Amanda Slutzky, president of the BU College Democrats and a junior in CAS, said Biden’s decision to rejoin the Paris Agreement on Climate Change and the World Health Organization was a promising first set of steps, but she hopes to see more improvements to climate policy.
“I think it was the bare minimum for climate change,” she said. “I’d definitely like to see more, but also remembering that it’s not super easy for them right now to get legislation passed.”
However, many students interviewed showed their disappointment toward the manner in which U.S. troops were withdrawn from Afghanistan.
“I think that’s something that was extremely dangerous,” Barwind said. “He was following a plan that Trump had, but I think it’s really challenging taking over something from one administration when it’s in the middle of it … and I think that really did not turn out well for the Biden administration.”

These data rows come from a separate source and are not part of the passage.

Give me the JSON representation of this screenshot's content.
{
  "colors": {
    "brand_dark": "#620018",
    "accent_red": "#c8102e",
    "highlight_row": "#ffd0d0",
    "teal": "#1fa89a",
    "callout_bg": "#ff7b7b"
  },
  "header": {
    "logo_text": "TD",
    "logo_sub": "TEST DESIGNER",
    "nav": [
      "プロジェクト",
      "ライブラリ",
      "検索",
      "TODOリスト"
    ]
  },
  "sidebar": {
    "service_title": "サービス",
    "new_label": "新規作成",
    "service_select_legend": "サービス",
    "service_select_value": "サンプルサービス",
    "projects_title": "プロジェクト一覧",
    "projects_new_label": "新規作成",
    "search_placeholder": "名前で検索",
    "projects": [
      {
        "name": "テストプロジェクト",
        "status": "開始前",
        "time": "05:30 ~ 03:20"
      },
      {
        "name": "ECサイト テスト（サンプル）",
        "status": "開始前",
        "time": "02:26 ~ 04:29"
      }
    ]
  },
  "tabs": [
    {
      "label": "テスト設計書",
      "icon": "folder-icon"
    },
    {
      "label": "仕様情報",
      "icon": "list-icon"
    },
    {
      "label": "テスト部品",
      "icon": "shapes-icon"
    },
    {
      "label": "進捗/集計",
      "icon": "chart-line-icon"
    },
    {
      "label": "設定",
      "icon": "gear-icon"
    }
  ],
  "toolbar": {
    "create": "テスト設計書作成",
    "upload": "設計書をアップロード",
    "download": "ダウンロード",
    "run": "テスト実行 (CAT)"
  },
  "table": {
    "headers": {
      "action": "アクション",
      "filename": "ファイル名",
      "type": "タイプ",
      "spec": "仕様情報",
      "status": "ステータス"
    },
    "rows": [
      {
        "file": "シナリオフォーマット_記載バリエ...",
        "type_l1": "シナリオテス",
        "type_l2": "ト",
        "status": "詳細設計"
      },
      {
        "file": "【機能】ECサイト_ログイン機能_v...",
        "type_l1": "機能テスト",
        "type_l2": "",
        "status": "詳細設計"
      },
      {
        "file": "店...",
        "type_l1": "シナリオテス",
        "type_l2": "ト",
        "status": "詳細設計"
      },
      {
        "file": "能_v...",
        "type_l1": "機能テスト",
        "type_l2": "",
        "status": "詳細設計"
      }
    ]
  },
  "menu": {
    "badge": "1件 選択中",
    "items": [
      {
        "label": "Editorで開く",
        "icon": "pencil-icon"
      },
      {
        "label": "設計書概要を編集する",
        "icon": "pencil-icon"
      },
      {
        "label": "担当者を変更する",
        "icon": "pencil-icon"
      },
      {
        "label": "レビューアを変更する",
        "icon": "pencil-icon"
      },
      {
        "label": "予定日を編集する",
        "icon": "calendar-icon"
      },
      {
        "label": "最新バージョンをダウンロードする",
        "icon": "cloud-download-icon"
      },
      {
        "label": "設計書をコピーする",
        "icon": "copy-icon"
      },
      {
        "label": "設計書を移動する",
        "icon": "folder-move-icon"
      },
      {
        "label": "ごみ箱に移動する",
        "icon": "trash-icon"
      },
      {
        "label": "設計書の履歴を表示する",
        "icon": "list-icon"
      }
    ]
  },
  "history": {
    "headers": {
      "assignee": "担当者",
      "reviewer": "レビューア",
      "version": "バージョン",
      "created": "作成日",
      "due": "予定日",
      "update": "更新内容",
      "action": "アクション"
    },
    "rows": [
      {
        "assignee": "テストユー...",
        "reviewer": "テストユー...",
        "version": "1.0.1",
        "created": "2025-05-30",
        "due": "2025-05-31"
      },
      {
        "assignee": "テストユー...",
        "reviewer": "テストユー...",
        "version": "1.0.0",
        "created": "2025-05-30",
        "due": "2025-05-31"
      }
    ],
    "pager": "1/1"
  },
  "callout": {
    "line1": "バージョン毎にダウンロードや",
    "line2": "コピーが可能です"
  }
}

Shin said she saw the decision as a “betrayal and as a sign of the weakness of U.S. promises.”
“When this happened, I was in Morocco,” she said. “I had lots of discussions with my friends, and they just saw it as further proof of why Western countries are less reliable, and more weakening of its ties.”
With three years left in Biden’s term, students said they expect more improvements to be implemented, especially given the promises made on his campaign trail.
“Joe Biden … promised forgiveness for a certain amount of college debt, which could be a big deal for me, obviously,” Plantinga said, adding that he hopes there is also a shot at increasing the minimum wage, even if it has to wait until after the midterms.
Angela Song, a senior in the Frederick S. Pardee School of Global Studies, said she thinks Biden’s administration needs more time to show progress.
“There’s always room for development and room for growth in whatever situation that you give,” Song said. “It has just been a year, so I’m pretty sure that the Biden administration [is] trying to pull out different policies.”
Kaija Schilde, a political scientist and an associate professor in Pardee, said students need to understand pronounced, substantial change on a national scale takes time.
“It’s very important for students to understand just how slow-moving the U.S. political system is. It’s designed that way,” she said. “It is annoying and broken, but it was designed to be slow and inefficient to prevent bad ideas from moving too quickly.”
Schilde said she encourages students against “thinking about politics like they’re consumers,” adding that some institutions of power are resilient and to change them requires a deeper understanding of how they work.
“I know that students want to be involved, and the question is ‘How?’” Schilde said. “I like it when there’s social movements and a lot of action, but people also need to be very realistic about what reaches power and what doesn’t.”